The future of psychedelic therapy

Despite its flaws, this new trial does seem to suggest that psilocybin may work better than escitalopram. However, a much bigger and comprehensive study of psilocybin is needed to fully understand whether it will be useful for treating depression.

And this is exactly what London-based pharmaceutical company COMPASS Pathways is aiming to do. COMPASS is a mental health care company, with a mission to accelerate patient access to evidence-based innovation in mental health. In an exclusive interview with The Oxford Student, I asked a representative of the company to describe their current research endeavours.

“We are pioneering the development of a new model of psilocybin therapy, in which our proprietary formulation of synthetic psilocybin, COMP360, is administered in conjunction with psychological support… We are currently conducting a phase IIb clinical trial of psilocybin therapy for treatment-resistant depression, in 22 sites across Europe and North America. The trial is looking at the safety and efficacy of psilocybin therapy in treatment-resistant depression.”

This new trial does seem to suggest that psilocybin may work better than escitalopram.

If successful, this trial will provide more evidence of the effectiveness of psilocybin therapy for patients who have struggled to cure their depression with traditional treatments. The results of this trial are expected to be published by the end of the year.

But they also point out that psilocybin is unlikely to be something you’ll get prescribed by your GP. “Psilocybin therapy, if approved, could be another option for patients who are not helped by existing treatments… This is unlikely to be a first-line treatment for depression – antidepressants work for many people (and that’s good!). We want to help those who aren’t in that category.”
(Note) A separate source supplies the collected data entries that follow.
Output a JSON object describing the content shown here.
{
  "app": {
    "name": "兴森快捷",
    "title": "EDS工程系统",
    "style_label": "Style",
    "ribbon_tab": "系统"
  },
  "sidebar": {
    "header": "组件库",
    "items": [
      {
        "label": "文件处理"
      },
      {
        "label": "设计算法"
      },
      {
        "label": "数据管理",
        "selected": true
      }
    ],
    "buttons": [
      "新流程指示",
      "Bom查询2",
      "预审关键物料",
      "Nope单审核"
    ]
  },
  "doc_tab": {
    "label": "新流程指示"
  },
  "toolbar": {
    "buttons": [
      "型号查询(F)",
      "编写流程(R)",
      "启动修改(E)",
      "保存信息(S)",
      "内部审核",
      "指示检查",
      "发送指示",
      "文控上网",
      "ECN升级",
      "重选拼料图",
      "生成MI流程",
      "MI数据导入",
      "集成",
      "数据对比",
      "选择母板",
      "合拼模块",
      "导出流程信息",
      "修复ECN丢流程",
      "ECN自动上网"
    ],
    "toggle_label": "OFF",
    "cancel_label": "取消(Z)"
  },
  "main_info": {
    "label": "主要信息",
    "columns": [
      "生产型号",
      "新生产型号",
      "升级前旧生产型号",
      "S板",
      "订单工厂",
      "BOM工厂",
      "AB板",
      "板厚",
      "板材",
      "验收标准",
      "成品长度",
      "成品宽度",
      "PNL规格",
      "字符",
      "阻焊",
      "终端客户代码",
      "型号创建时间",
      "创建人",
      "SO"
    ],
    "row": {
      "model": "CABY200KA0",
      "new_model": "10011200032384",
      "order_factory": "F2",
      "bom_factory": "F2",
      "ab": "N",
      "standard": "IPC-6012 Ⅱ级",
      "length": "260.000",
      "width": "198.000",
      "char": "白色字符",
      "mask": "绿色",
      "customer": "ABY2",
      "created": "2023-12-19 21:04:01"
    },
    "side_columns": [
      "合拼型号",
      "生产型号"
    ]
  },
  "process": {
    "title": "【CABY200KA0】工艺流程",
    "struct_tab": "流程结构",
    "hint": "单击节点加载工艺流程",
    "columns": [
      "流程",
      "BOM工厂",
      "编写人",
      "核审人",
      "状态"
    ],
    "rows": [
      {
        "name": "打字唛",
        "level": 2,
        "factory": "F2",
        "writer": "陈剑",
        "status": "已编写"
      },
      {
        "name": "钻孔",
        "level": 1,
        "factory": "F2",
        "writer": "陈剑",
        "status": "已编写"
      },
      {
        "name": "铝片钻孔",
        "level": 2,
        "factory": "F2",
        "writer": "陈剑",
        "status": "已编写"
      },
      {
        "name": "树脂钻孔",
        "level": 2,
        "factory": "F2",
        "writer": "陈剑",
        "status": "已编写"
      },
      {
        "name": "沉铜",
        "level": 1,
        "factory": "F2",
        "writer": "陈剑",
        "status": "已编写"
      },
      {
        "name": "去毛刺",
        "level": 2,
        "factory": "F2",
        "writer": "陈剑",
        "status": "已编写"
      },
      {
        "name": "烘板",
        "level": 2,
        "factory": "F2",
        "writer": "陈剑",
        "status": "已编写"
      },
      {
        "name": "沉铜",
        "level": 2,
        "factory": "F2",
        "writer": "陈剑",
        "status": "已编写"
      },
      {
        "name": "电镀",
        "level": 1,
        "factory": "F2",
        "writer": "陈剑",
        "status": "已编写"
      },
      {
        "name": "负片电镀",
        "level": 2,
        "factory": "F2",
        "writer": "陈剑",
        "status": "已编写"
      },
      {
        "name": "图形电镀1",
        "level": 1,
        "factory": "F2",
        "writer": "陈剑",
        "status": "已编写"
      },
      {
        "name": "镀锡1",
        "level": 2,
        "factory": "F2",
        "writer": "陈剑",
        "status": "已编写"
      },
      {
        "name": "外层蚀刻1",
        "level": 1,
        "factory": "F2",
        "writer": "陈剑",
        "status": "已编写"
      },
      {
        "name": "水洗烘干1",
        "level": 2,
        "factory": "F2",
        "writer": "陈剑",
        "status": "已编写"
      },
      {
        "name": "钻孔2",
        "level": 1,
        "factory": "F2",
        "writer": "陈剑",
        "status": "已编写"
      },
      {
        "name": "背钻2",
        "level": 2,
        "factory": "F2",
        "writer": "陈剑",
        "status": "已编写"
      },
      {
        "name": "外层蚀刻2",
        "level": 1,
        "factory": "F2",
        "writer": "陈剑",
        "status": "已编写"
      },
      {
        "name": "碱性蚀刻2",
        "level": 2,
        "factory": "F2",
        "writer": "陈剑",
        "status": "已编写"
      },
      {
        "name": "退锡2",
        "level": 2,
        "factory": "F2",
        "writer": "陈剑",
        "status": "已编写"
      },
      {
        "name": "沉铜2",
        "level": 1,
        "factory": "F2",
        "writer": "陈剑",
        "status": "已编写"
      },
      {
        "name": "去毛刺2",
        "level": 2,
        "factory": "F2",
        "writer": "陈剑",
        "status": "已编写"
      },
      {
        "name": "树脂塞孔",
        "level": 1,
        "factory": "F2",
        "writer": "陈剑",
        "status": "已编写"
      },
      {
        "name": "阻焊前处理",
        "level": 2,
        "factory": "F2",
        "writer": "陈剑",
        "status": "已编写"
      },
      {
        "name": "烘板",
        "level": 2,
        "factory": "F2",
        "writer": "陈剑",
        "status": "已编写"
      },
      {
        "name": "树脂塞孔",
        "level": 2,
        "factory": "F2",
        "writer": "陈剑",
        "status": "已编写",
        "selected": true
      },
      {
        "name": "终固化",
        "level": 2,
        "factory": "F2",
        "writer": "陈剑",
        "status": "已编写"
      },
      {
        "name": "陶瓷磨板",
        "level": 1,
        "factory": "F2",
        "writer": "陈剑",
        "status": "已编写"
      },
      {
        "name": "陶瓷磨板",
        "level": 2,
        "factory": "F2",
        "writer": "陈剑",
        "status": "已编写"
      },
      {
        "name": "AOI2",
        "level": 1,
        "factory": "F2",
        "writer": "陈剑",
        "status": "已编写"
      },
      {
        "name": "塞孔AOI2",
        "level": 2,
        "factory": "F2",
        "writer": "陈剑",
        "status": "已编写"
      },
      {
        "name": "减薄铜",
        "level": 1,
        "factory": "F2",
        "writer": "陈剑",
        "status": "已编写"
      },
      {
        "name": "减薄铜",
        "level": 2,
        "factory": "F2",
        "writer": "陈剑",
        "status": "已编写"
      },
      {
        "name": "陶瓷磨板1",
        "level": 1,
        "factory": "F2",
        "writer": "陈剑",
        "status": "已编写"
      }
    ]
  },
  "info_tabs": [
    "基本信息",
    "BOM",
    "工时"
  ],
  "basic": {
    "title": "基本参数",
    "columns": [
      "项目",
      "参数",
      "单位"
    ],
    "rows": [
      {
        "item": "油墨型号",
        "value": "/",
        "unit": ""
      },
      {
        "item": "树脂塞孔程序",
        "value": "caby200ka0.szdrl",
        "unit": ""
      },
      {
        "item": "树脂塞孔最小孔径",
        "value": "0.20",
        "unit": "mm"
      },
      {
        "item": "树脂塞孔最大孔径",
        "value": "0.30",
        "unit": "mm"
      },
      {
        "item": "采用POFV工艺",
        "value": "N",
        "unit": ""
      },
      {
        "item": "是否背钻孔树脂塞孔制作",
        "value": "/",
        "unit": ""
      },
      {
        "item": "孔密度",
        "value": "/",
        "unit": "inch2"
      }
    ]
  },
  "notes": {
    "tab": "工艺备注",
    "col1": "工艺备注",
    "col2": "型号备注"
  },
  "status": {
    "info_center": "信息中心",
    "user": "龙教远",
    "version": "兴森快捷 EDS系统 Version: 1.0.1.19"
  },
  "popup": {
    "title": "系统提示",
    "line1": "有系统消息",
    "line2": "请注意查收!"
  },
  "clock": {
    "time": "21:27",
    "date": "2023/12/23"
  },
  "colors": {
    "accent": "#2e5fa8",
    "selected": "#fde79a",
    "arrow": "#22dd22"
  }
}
However, some people have concerns over the use of psychedelics for treating psychiatric disorders, such as the risk that the drug could be abused by patients, and the controversial nature of the treatment. In fact, it took 32 months for the initial trial of psilocybin by Imperial College to be approved by ethical committees. So, I asked COMPASS what they think is the biggest challenge facing the adoption of psychedelics for treating mental health conditions.

“One of the biggest challenges in the adoption of psychedelic therapy for mental health conditions will be to make sure that the work is done rigorously and scientifically. As with any medicine, we need to generate the evidence to show this has been tested and that we know it is safe, effective and of the highest quality. The COVID-19 vaccines have shown how important it is to reassure people that clinical trials have been carried out and that regulators have approved the medicines before they are widely adopted.

There is an urgent mental health care crisis and we need to get medicines to patients in need as quickly as possible – but in a way that prioritises safety, efficacy and quality.”

It is clear, then, that a great number of questions still need to be answered before psychedelic therapy is available to patients. It’s yet to even be proven to work better than problematic, currently-used antidepressants. Nonetheless, to its proponents, psilocybin is the first drug in decades that stands a chance at advancing the treatment of depression. According to Prof Goodwin, “Remedicalising psilocybin and related drugs is the most interesting project in contemporary psychiatry.” Only time, and a lot more research, will tell if psilocybin will live up to these high expectations.